Maybe you mean the prime factor,or it's very very easy(just itself).

Yes, it should be "prime divisor" indeed.

Yes..... you're right... Now, it's corrected and thanks . Carlos Bravo Lima -PERU

It's not that difficult anyway. Since none of the digits can be even, $2$ cannot divide $B$. Also, since none of the digits can be $0$ or $5$, we know that $5$ cannot divide $B$. Now we proceed by contradiction. If the supposition is false, then $\exists n\in\mathbb{N}$ such that all of its digits belong to the set $\{1,3,7,9\}$ and $n=3^a7^b$ for some non-negative, integral $a$ and $b$. Now, note that $3^07^0=1$, and thus the ones digit is in $\{1,3,7,9\}$ and the tens digit is even. Now proceed by induction. If $n=100x+10y+z$ where $x\ge 0$, $y$ is even, and $z\in\{1,3,7,9\}$, then both $3n$ and $7n$ will contain an even tens-digit and either $1,3,7,$ or $9$ as a ones-digit. So by induction we have that for all $a,b\ge 0$ that $3^a7^b$ will contain an even-tens digit. But this violates the fact that none of the digits can be even; contradiction. Therefore the theorem must hold.
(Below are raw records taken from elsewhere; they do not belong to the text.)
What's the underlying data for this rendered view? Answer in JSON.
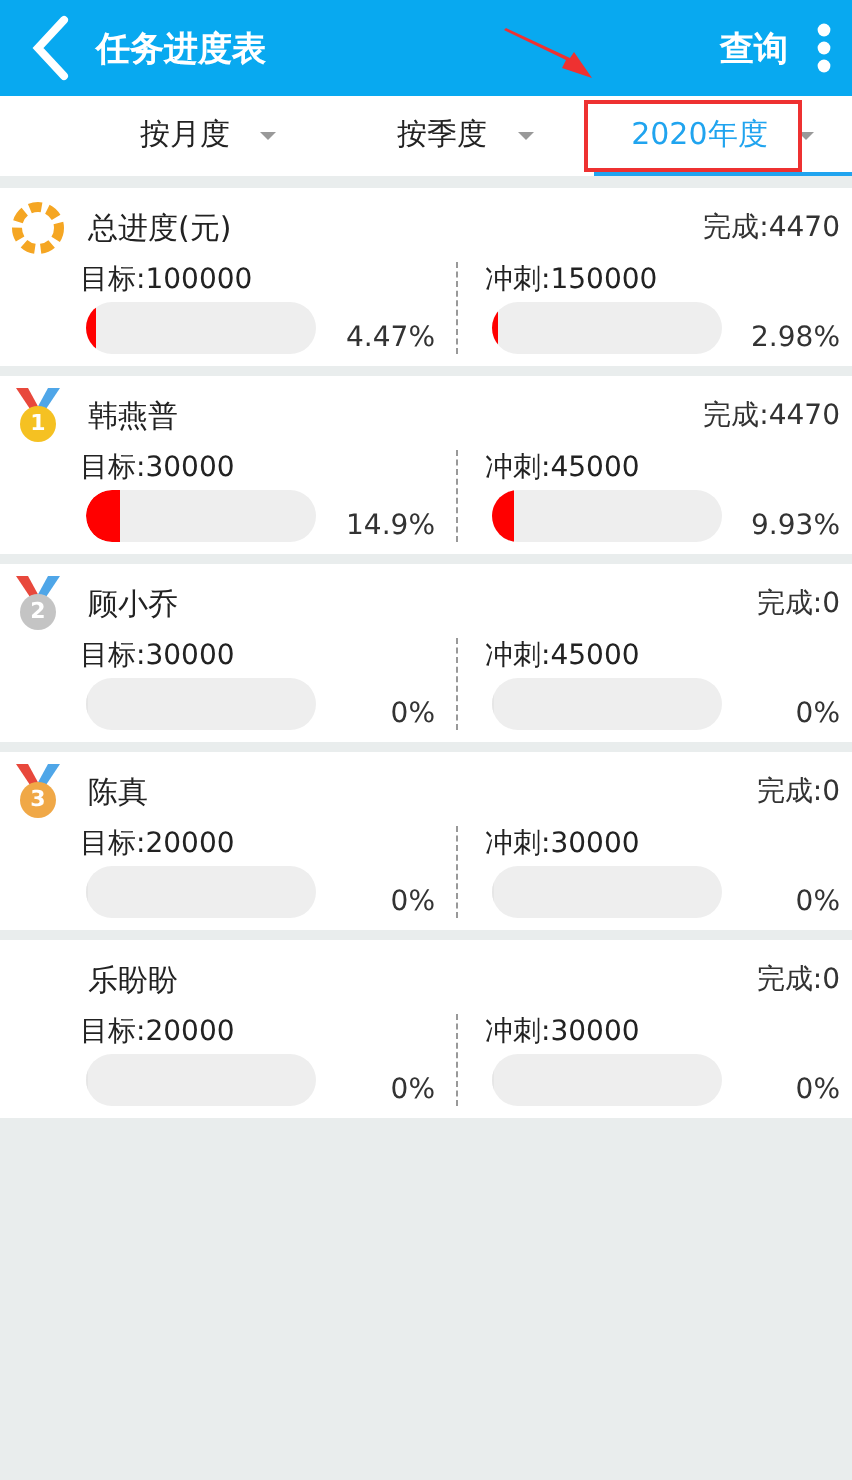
{
  "header": {
    "title": "任务进度表",
    "action": "查询"
  },
  "tabs": [
    {
      "label": "按月度",
      "selected": false
    },
    {
      "label": "按季度",
      "selected": false
    },
    {
      "label": "2020年度",
      "selected": true
    }
  ],
  "rows": [
    {
      "kind": "total",
      "name": "总进度(元)",
      "done": "完成:4470",
      "target": {
        "label": "目标:100000",
        "level": 0.0447,
        "percent": "4.47%"
      },
      "sprint": {
        "label": "冲刺:150000",
        "level": 0.0298,
        "percent": "2.98%"
      }
    },
    {
      "kind": "medal",
      "rank": "1",
      "color": "#f5c122",
      "name": "韩燕普",
      "done": "完成:4470",
      "target": {
        "label": "目标:30000",
        "level": 0.149,
        "percent": "14.9%"
      },
      "sprint": {
        "label": "冲刺:45000",
        "level": 0.0993,
        "percent": "9.93%"
      }
    },
    {
      "kind": "medal",
      "rank": "2",
      "color": "#c4c4c4",
      "name": "顾小乔",
      "done": "完成:0",
      "target": {
        "label": "目标:30000",
        "level": 0,
        "percent": "0%"
      },
      "sprint": {
        "label": "冲刺:45000",
        "level": 0,
        "percent": "0%"
      }
    },
    {
      "kind": "medal",
      "rank": "3",
      "color": "#f0a847",
      "name": "陈真",
      "done": "完成:0",
      "target": {
        "label": "目标:20000",
        "level": 0,
        "percent": "0%"
      },
      "sprint": {
        "label": "冲刺:30000",
        "level": 0,
        "percent": "0%"
      }
    },
    {
      "kind": "plain",
      "name": "乐盼盼",
      "done": "完成:0",
      "target": {
        "label": "目标:20000",
        "level": 0,
        "percent": "0%"
      },
      "sprint": {
        "label": "冲刺:30000",
        "level": 0,
        "percent": "0%"
      }
    }
  ]
}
Arguing by contradiction, we have $n = 3^a 7^b$ for some $a, b$. Now, consider $n \pmod {20}.$ We know by casework that $$\{k, 3k, 7k, 9k \} \equiv \{1, 3, 7, 9\} \pmod {20}$$for $k = 3, 7$. Thus by induction $3^a 7^b \in \{1, 3, 7, 9\} \pmod {20}$, so $n$ has even tens digit, contradiction.